Michael Begg 'A Moon that Lights Itself' CD
A Moon That Lights Itself effortlessly connotes the human emotions and numinous qualities of the French impressionist Daubigny's nights on canvas with a series of rich soundscapes. Begg's orchestrations bear a remarkable attention-to-detail - the 'instruments' have an acoustic richness that is deftly, and stealthily combined with smooth, electronic undertows and found sounds (such as bird song, water and glass). Together they transpose Daubigny's nocturnal impressions into a more visceral experience, dwelling particularly on the "deep melancholy" Begg found in Daubigny's later paintings. Russell Cuzner.
Early in 2016 Begg released Let The Cold Stove Sing, which also bore a similarly synaesthetic approach with visual art, albeit from later periods that provoked more abstract sounds. Of that release we noted how "its nimble stepping through figurative music and abstract sound paints such rich, rewarding contrasts... to form an enthralling exhibition." On A Moon That Lights Itself the tender music lit by rare sound design exhibits a more refined approach than before, providing a deceptively potent form of moon music, wholly accessible yet with great emotional depth.
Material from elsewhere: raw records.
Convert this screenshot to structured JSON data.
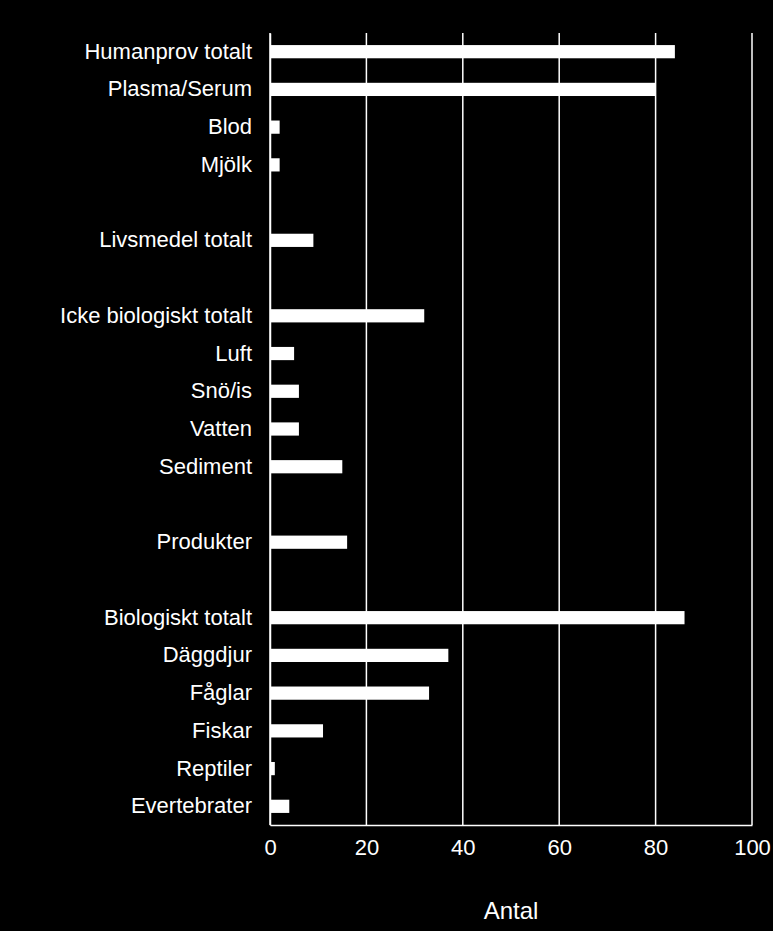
{
  "chart_data": {
    "type": "bar",
    "orientation": "horizontal",
    "categories": [
      "Humanprov totalt",
      "Plasma/Serum",
      "Blod",
      "Mjölk",
      null,
      "Livsmedel totalt",
      null,
      "Icke biologiskt totalt",
      "Luft",
      "Snö/is",
      "Vatten",
      "Sediment",
      null,
      "Produkter",
      null,
      "Biologiskt totalt",
      "Däggdjur",
      "Fåglar",
      "Fiskar",
      "Reptiler",
      "Evertebrater"
    ],
    "values": [
      84,
      80,
      2,
      2,
      null,
      9,
      null,
      32,
      5,
      6,
      6,
      15,
      null,
      16,
      null,
      86,
      37,
      33,
      11,
      1,
      4
    ],
    "color": "#ffffff",
    "xlabel": "Antal",
    "xlim": [
      0,
      100
    ],
    "xticks": [
      0,
      20,
      40,
      60,
      80,
      100
    ],
    "grid": true
  }
}
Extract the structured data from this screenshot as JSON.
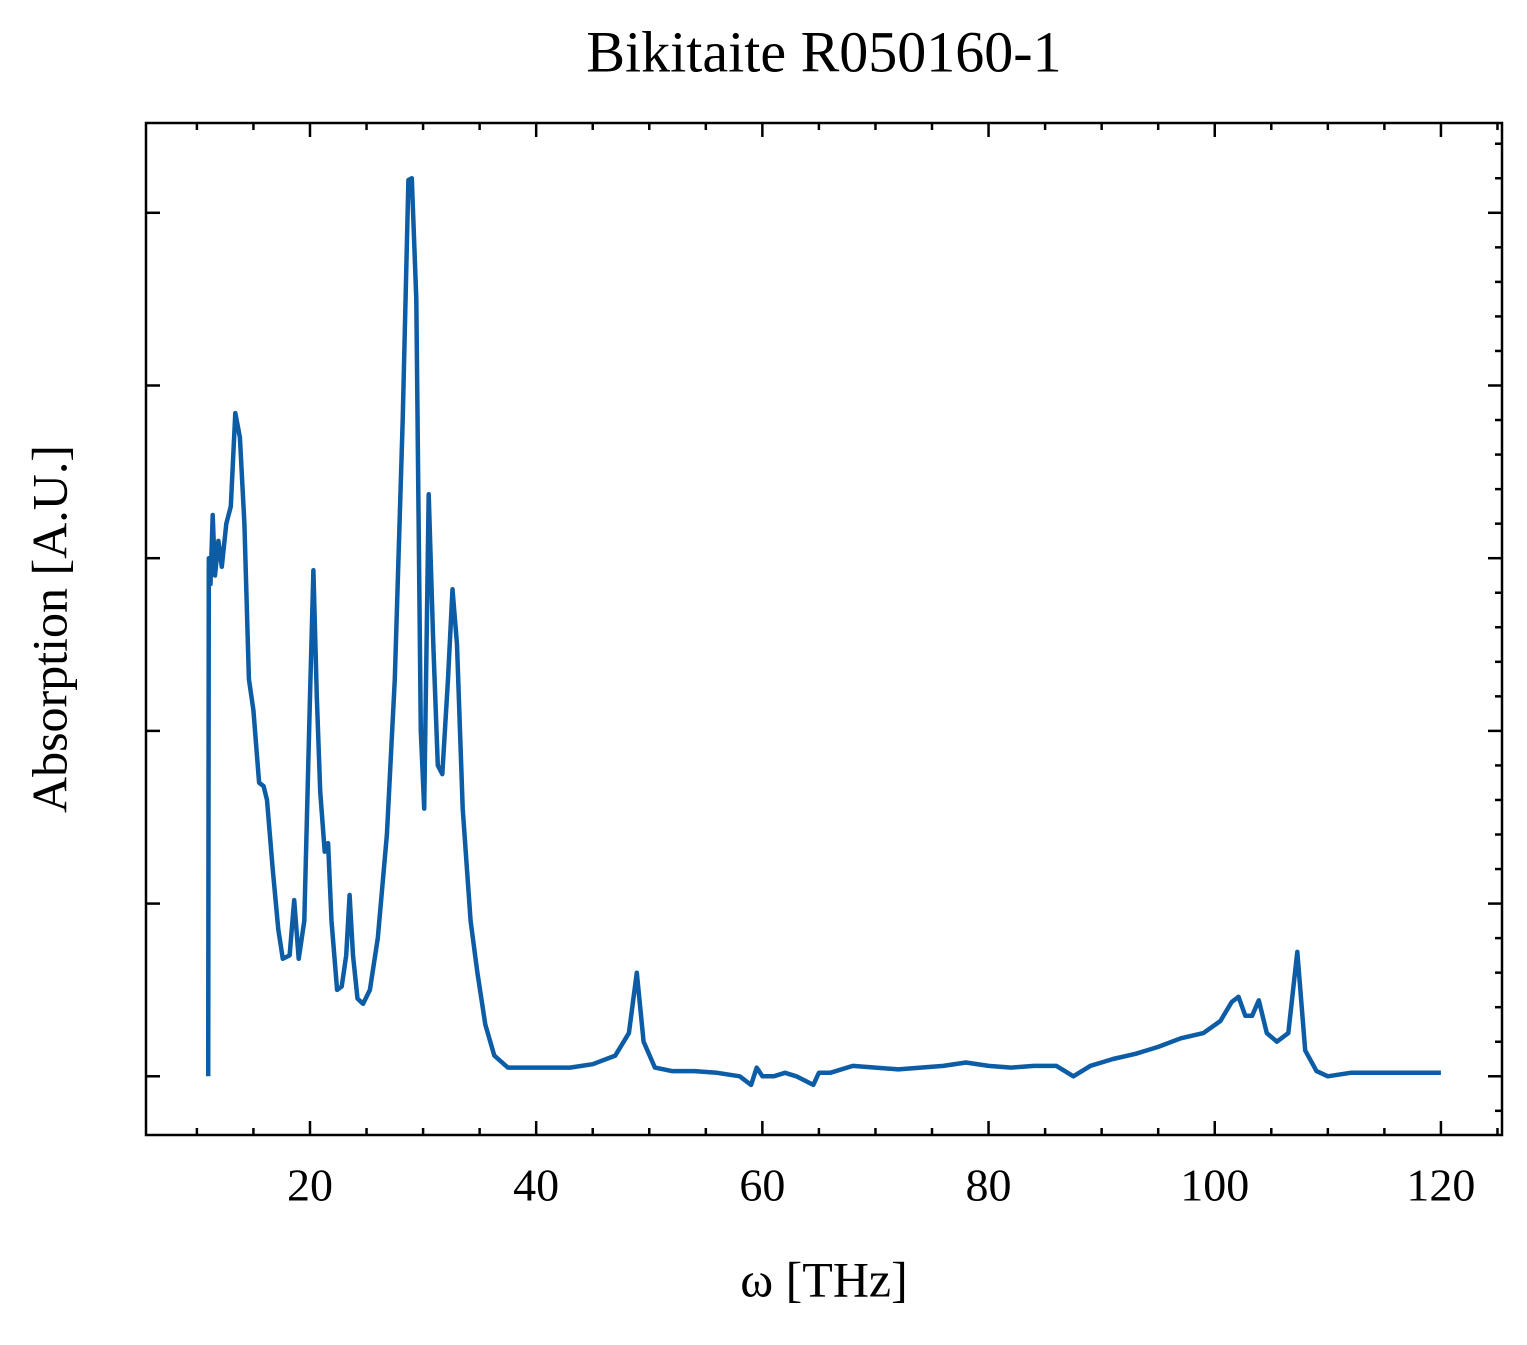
{
  "chart_data": {
    "type": "line",
    "title": "Bikitaite R050160-1",
    "x_label": "ω [THz]",
    "y_label": "Absorption [A.U.]",
    "xlim": [
      5.5,
      125.4
    ],
    "xticks": [
      20,
      40,
      60,
      80,
      100,
      120
    ],
    "ylim": [
      -0.34,
      5.52
    ],
    "yticks": [
      0,
      1,
      2,
      3,
      4,
      5
    ],
    "series": [
      {
        "name": "Bikitaite R050160-1",
        "color": "#0c5da5",
        "x": [
          11.0,
          11.05,
          11.2,
          11.4,
          11.6,
          11.9,
          12.2,
          12.6,
          13.0,
          13.4,
          13.8,
          14.2,
          14.6,
          15.0,
          15.5,
          15.9,
          16.2,
          16.7,
          17.2,
          17.6,
          18.2,
          18.6,
          19.0,
          19.5,
          20.0,
          20.3,
          20.6,
          20.9,
          21.3,
          21.6,
          21.9,
          22.4,
          22.8,
          23.2,
          23.5,
          23.8,
          24.2,
          24.7,
          25.3,
          26.0,
          26.8,
          27.5,
          28.2,
          28.7,
          29.0,
          29.4,
          29.8,
          30.1,
          30.5,
          30.9,
          31.3,
          31.7,
          32.2,
          32.6,
          33.0,
          33.5,
          34.2,
          34.8,
          35.5,
          36.3,
          37.5,
          39.0,
          41.0,
          43.0,
          45.0,
          47.0,
          48.2,
          48.9,
          49.5,
          50.5,
          52.0,
          54.0,
          56.0,
          58.0,
          59.0,
          59.5,
          60.0,
          61.0,
          62.0,
          63.0,
          64.5,
          65.0,
          66.0,
          68.0,
          70.0,
          72.0,
          74.0,
          76.0,
          78.0,
          80.0,
          82.0,
          84.0,
          86.0,
          87.5,
          89.0,
          91.0,
          93.0,
          95.0,
          97.0,
          99.0,
          100.5,
          101.5,
          102.1,
          102.7,
          103.3,
          103.9,
          104.6,
          105.5,
          106.5,
          107.3,
          108.0,
          109.0,
          110.0,
          112.0,
          114.0,
          116.0,
          118.0,
          120.0
        ],
        "values": [
          0.0,
          3.0,
          2.85,
          3.25,
          2.9,
          3.1,
          2.95,
          3.2,
          3.3,
          3.84,
          3.7,
          3.2,
          2.3,
          2.12,
          1.7,
          1.68,
          1.6,
          1.2,
          0.85,
          0.68,
          0.7,
          1.02,
          0.68,
          0.9,
          2.2,
          2.93,
          2.2,
          1.65,
          1.3,
          1.35,
          0.9,
          0.5,
          0.52,
          0.7,
          1.05,
          0.7,
          0.45,
          0.42,
          0.5,
          0.8,
          1.4,
          2.3,
          3.8,
          5.19,
          5.2,
          4.5,
          2.0,
          1.55,
          3.37,
          2.5,
          1.8,
          1.75,
          2.3,
          2.82,
          2.5,
          1.55,
          0.9,
          0.6,
          0.3,
          0.12,
          0.05,
          0.05,
          0.05,
          0.05,
          0.07,
          0.12,
          0.25,
          0.6,
          0.2,
          0.05,
          0.03,
          0.03,
          0.02,
          0.0,
          -0.05,
          0.05,
          0.0,
          0.0,
          0.02,
          0.0,
          -0.05,
          0.02,
          0.02,
          0.06,
          0.05,
          0.04,
          0.05,
          0.06,
          0.08,
          0.06,
          0.05,
          0.06,
          0.06,
          0.0,
          0.06,
          0.1,
          0.13,
          0.17,
          0.22,
          0.25,
          0.32,
          0.43,
          0.46,
          0.35,
          0.35,
          0.44,
          0.25,
          0.2,
          0.25,
          0.72,
          0.15,
          0.03,
          0.0,
          0.02,
          0.02,
          0.02,
          0.02,
          0.02
        ]
      }
    ]
  }
}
Sad orchestral music: it just gravitates towards me. In fact, rarely has a sombre cello fallen outside of the gravitational pull of my headphones. I can’t even blame Clinton for this FFS -- he’s on holiday, so I was invited to ‘pick out’ a few discs from the pile this week. Rarely one to stay put within my comfort zone -- naturally -- I’m pleased as punch with my decisions this chilly Monday. So, on to Michael Begg then: a musician with a background theatrical productions, sound design and solo composition. This record, ‘A Moon That Lights Itself’, was commissioned by Scottish National Galleries to celebrate the proto-impressionist works of the once overlooked but recently highly regarded 19th-century painter Charles François Daubigny.
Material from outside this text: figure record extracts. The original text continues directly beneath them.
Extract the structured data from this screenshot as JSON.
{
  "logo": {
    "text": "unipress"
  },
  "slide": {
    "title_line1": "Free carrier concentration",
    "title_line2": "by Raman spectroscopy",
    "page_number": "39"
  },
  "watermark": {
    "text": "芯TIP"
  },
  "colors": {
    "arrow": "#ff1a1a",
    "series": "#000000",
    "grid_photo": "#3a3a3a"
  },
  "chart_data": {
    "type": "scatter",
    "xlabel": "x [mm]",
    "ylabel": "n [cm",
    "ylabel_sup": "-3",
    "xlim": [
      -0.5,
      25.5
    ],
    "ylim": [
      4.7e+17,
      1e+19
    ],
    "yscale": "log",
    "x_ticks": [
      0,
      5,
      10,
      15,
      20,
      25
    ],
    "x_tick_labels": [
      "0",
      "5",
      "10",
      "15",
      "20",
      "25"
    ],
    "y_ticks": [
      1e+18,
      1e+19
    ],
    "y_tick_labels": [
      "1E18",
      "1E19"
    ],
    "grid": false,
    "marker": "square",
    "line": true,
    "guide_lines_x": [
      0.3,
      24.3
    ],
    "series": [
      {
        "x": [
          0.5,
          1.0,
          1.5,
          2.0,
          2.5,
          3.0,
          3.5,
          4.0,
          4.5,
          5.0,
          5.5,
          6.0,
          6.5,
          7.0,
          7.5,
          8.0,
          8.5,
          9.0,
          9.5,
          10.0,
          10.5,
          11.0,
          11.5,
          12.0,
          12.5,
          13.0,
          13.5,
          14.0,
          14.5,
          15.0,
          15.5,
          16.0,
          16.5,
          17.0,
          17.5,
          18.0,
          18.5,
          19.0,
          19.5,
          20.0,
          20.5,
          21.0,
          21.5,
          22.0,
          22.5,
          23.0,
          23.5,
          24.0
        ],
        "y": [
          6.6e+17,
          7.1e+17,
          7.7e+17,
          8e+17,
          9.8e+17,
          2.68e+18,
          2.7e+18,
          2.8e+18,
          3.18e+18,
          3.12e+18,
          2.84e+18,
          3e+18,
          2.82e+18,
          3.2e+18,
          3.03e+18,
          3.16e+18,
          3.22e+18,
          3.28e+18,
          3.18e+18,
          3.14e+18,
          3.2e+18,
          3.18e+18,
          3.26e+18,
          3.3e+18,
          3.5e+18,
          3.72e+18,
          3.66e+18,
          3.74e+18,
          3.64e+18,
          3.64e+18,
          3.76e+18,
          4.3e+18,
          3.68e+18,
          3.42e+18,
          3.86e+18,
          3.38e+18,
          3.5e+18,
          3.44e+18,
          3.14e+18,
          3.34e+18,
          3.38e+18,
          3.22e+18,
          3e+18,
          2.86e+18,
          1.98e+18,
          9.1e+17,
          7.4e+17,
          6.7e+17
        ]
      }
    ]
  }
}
Begg has messed about on boats, played on mountains and performed in caves. He’s on a boat here, by the sound of it: there he is (‘Moonrise’), making the water splash gently as he rows down the Ouse, electronics throbbing and drifting in his wake. Skylarks rise in the fields. Geese honk. Cello -- played by Clea Friend -- weaves amongst the reedbeds. It is a late Summer’s evening, dusk. The sudden and alarming hoot of an owl bursts through a lull. It’s the soundtrack to Daubigny’s nocturnal paintings en plein air from his boat studio, the date: August 28th, 1870. Maybe there'll be a film about him, all atmospheric and spooky as anything. The moon is bright tonight. Begg’s music is here to draw you in with all the force of the lunar pull, strong and luminescent as ever.
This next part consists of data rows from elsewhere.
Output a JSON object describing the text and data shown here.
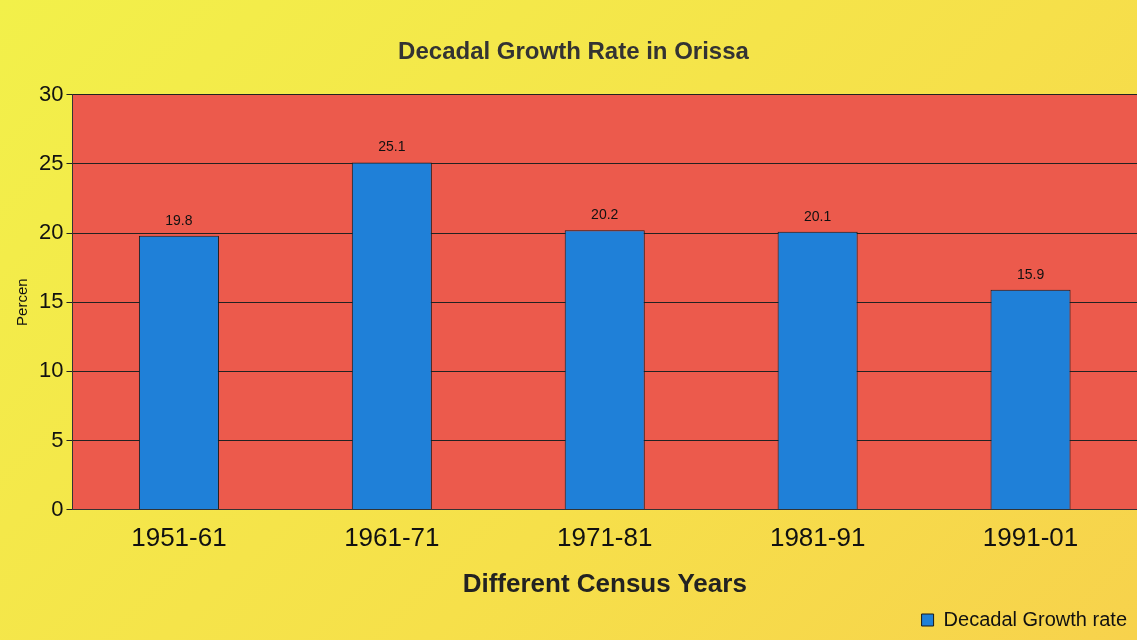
{
  "chart_data": {
    "type": "bar",
    "title": "Decadal Growth Rate in Orissa",
    "xlabel": "Different Census Years",
    "ylabel": "Percen",
    "categories": [
      "1951-61",
      "1961-71",
      "1971-81",
      "1981-91",
      "1991-01"
    ],
    "series": [
      {
        "name": "Decadal Growth rate",
        "color": "#1f80d8",
        "values": [
          19.8,
          25.1,
          20.2,
          20.1,
          15.9
        ]
      }
    ],
    "ylim": [
      0,
      30
    ],
    "yticks": [
      0,
      5,
      10,
      15,
      20,
      25,
      30
    ],
    "grid": "y",
    "legend": "bottom right",
    "data_labels": true
  }
}
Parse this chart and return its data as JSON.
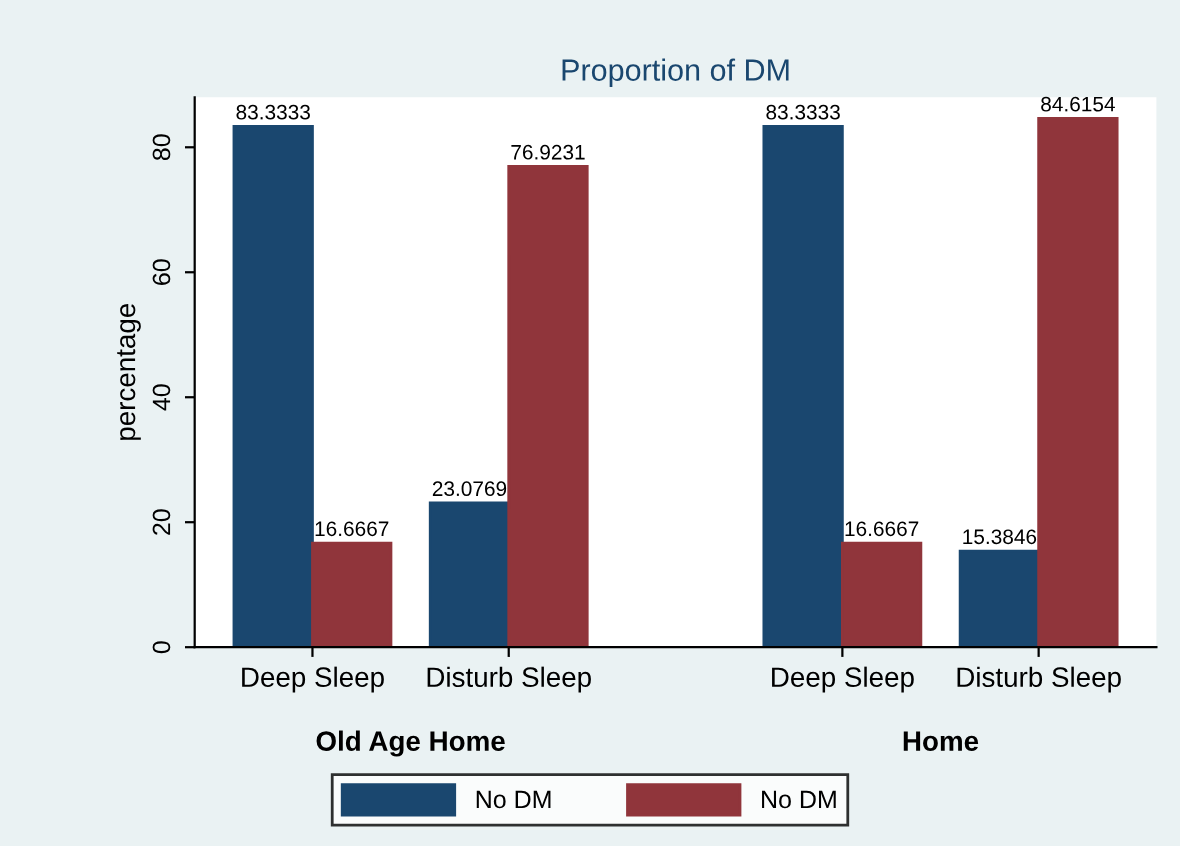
{
  "chart_data": {
    "type": "bar",
    "title": "Proportion of DM",
    "ylabel": "percentage",
    "categories": [
      "Deep Sleep",
      "Disturb Sleep",
      "Deep Sleep",
      "Disturb Sleep"
    ],
    "series": [
      {
        "name": "No DM",
        "color": "#1a476f",
        "values": [
          83.3333,
          23.0769,
          83.3333,
          15.3846
        ]
      },
      {
        "name": "No DM",
        "color": "#90353b",
        "values": [
          16.6667,
          76.9231,
          16.6667,
          84.6154
        ]
      }
    ],
    "annotations": [
      "Old Age Home",
      "Home"
    ],
    "ylim": [
      0,
      88
    ],
    "yticks": [
      0,
      20,
      40,
      60,
      80
    ],
    "data_labels": true,
    "grid": false,
    "legend": "bottom"
  }
}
Review by Frans de Waard in Vital Weekly : Fovea Hex member and erstwhile known as Human Greed, Michael Begg now works mostly under
his own name and was recently commissioned by Scottish National Galleries to compose a work
around 19th century painter Charles François Daubigny, wildly regarded as the one of the painters
paving the way for the impressionists. In the last years of his life he primarily painted nocturnal
scenes and this was, we're speaking of the 1870s, also the period when the nocturne as a piece
of music to be played around that time of the day made it's rise. Somewhere else in France in that
time "Edouard-Lean Scott de Martinville conceived and produced the phonautogragh. This device,
appearing years before Edison’s phonograph, enabled sound, for the first time, to be captured.
Unlike Edison, however, de Martinville neglected - or saw no need - to provide the means to
playback the recording. Rather, a visual representation was captured on a lamp black cylinder."
When in 2008 they uncovered what was on there, it was a voice singing 'Au Clair De La Lune'.
As you can imagine, providing you know the music of Begg a bit, these are all fine starting points
for the kind of music he plays. Much like impressionist painting, Begg plays music that hints
towards such things as landscapes, nocturnal mostly but also otherwise, with the simple stroke
or gesture of a few sounds on the map of the magnetic tape. Some sounds, however vaguely they
might be, depict more than a highly refined composition. To that end Begg uses field recordings
of birds, cello sounds by Clea Friend or his own electronic set-up; I assume this is mainly to be
found in the world of computer processing the aforementioned sources, adding them all together
and yet still knows to make the music very quiet. There is not a single shocking sound here (and
why should there?), but its not always sweet or introspective, as 'Daubigny's Reverie' with it's
more haunted drones proof. The second half of the disc seems all together to be a bit darker on
the atmospheric side. Maybe night has fallen and we are wandering all by ourselves through a
moonlit forest? Ranging from the very abstract to the more musical, this is a beautiful trip into
the musical twilight. Overall a great release, that I would rank easily among Begg's best.